At 10/07/2011 11:22 AM, Anonymous Anonymous said...

Gallaher hates craft and perhaps that's why his article and these comments don't talk about it. As interesting as this discussion is, it's a discussion of what metaphors might possibly work IF an actual discussion of craft ever took place. Very telling that the elephant in the room---poetry of quantity---isn't discussed at all.

Thomas Brady (Scarriet)

 
At 10/07/2011 11:28 AM, Blogger John Gallaher said...

Hi TB,

I've no idea what Poetry of Quantity is! Did you mean to say Poetry of Quality?

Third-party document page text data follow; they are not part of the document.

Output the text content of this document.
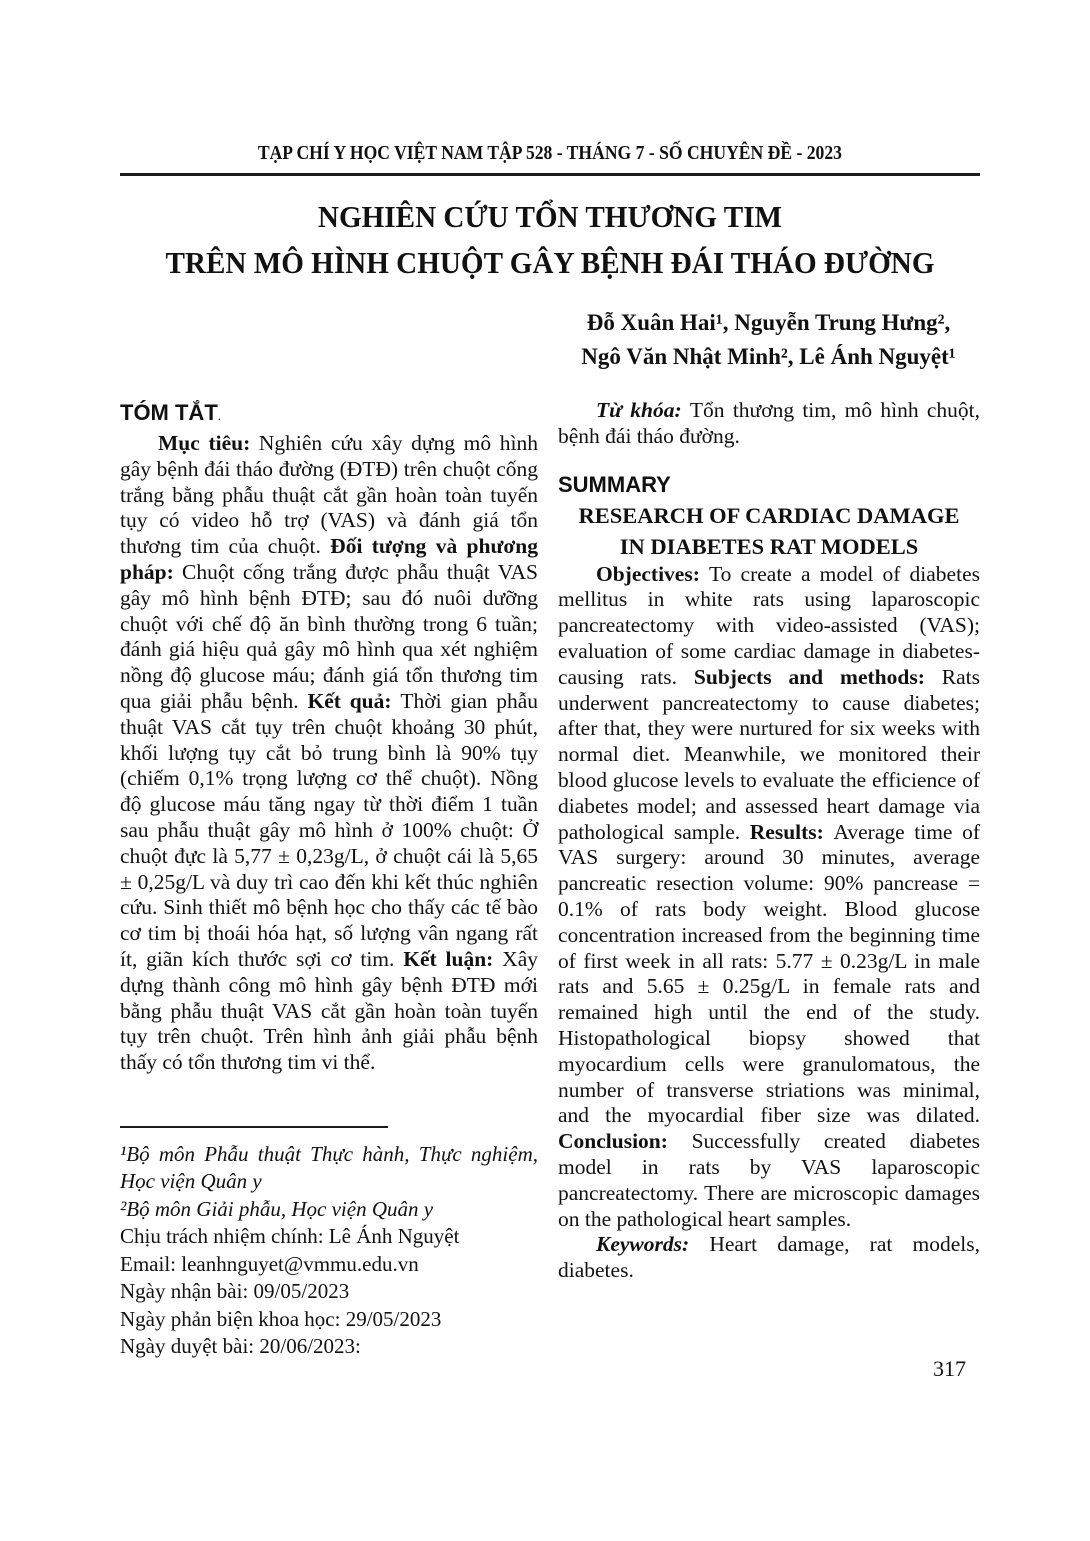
TẠP CHÍ Y HỌC VIỆT NAM TẬP 528 - THÁNG 7 - SỐ CHUYÊN ĐỀ - 2023
NGHIÊN CỨU TỔN THƯƠNG TIM
TRÊN MÔ HÌNH CHUỘT GÂY BỆNH ĐÁI THÁO ĐƯỜNG
Đỗ Xuân Hai¹, Nguyễn Trung Hưng²,
Ngô Văn Nhật Minh², Lê Ánh Nguyệt¹
TÓM TẮT.

Mục tiêu: Nghiên cứu xây dựng mô hình gây bệnh đái tháo đường (ĐTĐ) trên chuột cống trắng bằng phẫu thuật cắt gần hoàn toàn tuyến tụy có video hỗ trợ (VAS) và đánh giá tổn thương tim của chuột. Đối tượng và phương pháp: Chuột cống trắng được phẫu thuật VAS gây mô hình bệnh ĐTĐ; sau đó nuôi dưỡng chuột với chế độ ăn bình thường trong 6 tuần; đánh giá hiệu quả gây mô hình qua xét nghiệm nồng độ glucose máu; đánh giá tổn thương tim qua giải phẫu bệnh. Kết quả: Thời gian phẫu thuật VAS cắt tụy trên chuột khoảng 30 phút, khối lượng tụy cắt bỏ trung bình là 90% tụy (chiếm 0,1% trọng lượng cơ thể chuột). Nồng độ glucose máu tăng ngay từ thời điểm 1 tuần sau phẫu thuật gây mô hình ở 100% chuột: Ở chuột đực là 5,77 ± 0,23g/L, ở chuột cái là 5,65 ± 0,25g/L và duy trì cao đến khi kết thúc nghiên cứu. Sinh thiết mô bệnh học cho thấy các tế bào cơ tim bị thoái hóa hạt, số lượng vân ngang rất ít, giãn kích thước sợi cơ tim. Kết luận: Xây dựng thành công mô hình gây bệnh ĐTĐ mới bằng phẫu thuật VAS cắt gần hoàn toàn tuyến tụy trên chuột. Trên hình ảnh giải phẫu bệnh thấy có tổn thương tim vi thể.

¹Bộ môn Phẫu thuật Thực hành, Thực nghiệm, Học viện Quân y

²Bộ môn Giải phẫu, Học viện Quân y

Chịu trách nhiệm chính: Lê Ánh Nguyệt

Email: leanhnguyet@vmmu.edu.vn

Ngày nhận bài: 09/05/2023

Ngày phản biện khoa học: 29/05/2023

Ngày duyệt bài: 20/06/2023:

Từ khóa: Tổn thương tim, mô hình chuột, bệnh đái tháo đường.

SUMMARY
RESEARCH OF CARDIAC DAMAGE IN DIABETES RAT MODELS

Objectives: To create a model of diabetes mellitus in white rats using laparoscopic pancreatectomy with video-assisted (VAS); evaluation of some cardiac damage in diabetes-causing rats. Subjects and methods: Rats underwent pancreatectomy to cause diabetes; after that, they were nurtured for six weeks with normal diet. Meanwhile, we monitored their blood glucose levels to evaluate the efficience of diabetes model; and assessed heart damage via pathological sample. Results: Average time of VAS surgery: around 30 minutes, average pancreatic resection volume: 90% pancrease = 0.1% of rats body weight. Blood glucose concentration increased from the beginning time of first week in all rats: 5.77 ± 0.23g/L in male rats and 5.65 ± 0.25g/L in female rats and remained high until the end of the study. Histopathological biopsy showed that myocardium cells were granulomatous, the number of transverse striations was minimal, and the myocardial fiber size was dilated. Conclusion: Successfully created diabetes model in rats by VAS laparoscopic pancreatectomy. There are microscopic damages on the pathological heart samples.

Keywords: Heart damage, rat models, diabetes.

317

But that's such a thorny issue. I was thinking of Gudding's essay here, this time. Other times I think about other things. Quality. I love poems of quality. The higher the quality the better!

 
At 10/07/2011 11:45 AM, Blogger Delia Psyche said...

I was just about to go to my TB ward to see if there's anything good on TB.

 
At 10/07/2011 12:18 PM, Anonymous Anonymous said...

I want to hear about poetry of quantity. Poetry of staggering, backbreaking quantity. More, more, more!

Maybe Silliman's 'The Alphabet' would qualify.

Paul

 
At 10/07/2011 12:47 PM, Blogger Delia Psyche said...

"poetry of quantity" is metered, right? I.e., verse.

Word verification: derst

 
At 10/07/2011 1:34 PM, Blogger John Gallaher said...

Clearly there needs to be a manifesto.

 
At 10/07/2011 2:12 PM, Anonymous Anonymous said...

The manifesto must of course be written by a poet of quantity.

It would make a nice preface to a 100% inclusive, coffee table-sized anthology of maximalist long verse, in large print suitable for children or the seeing-impaired.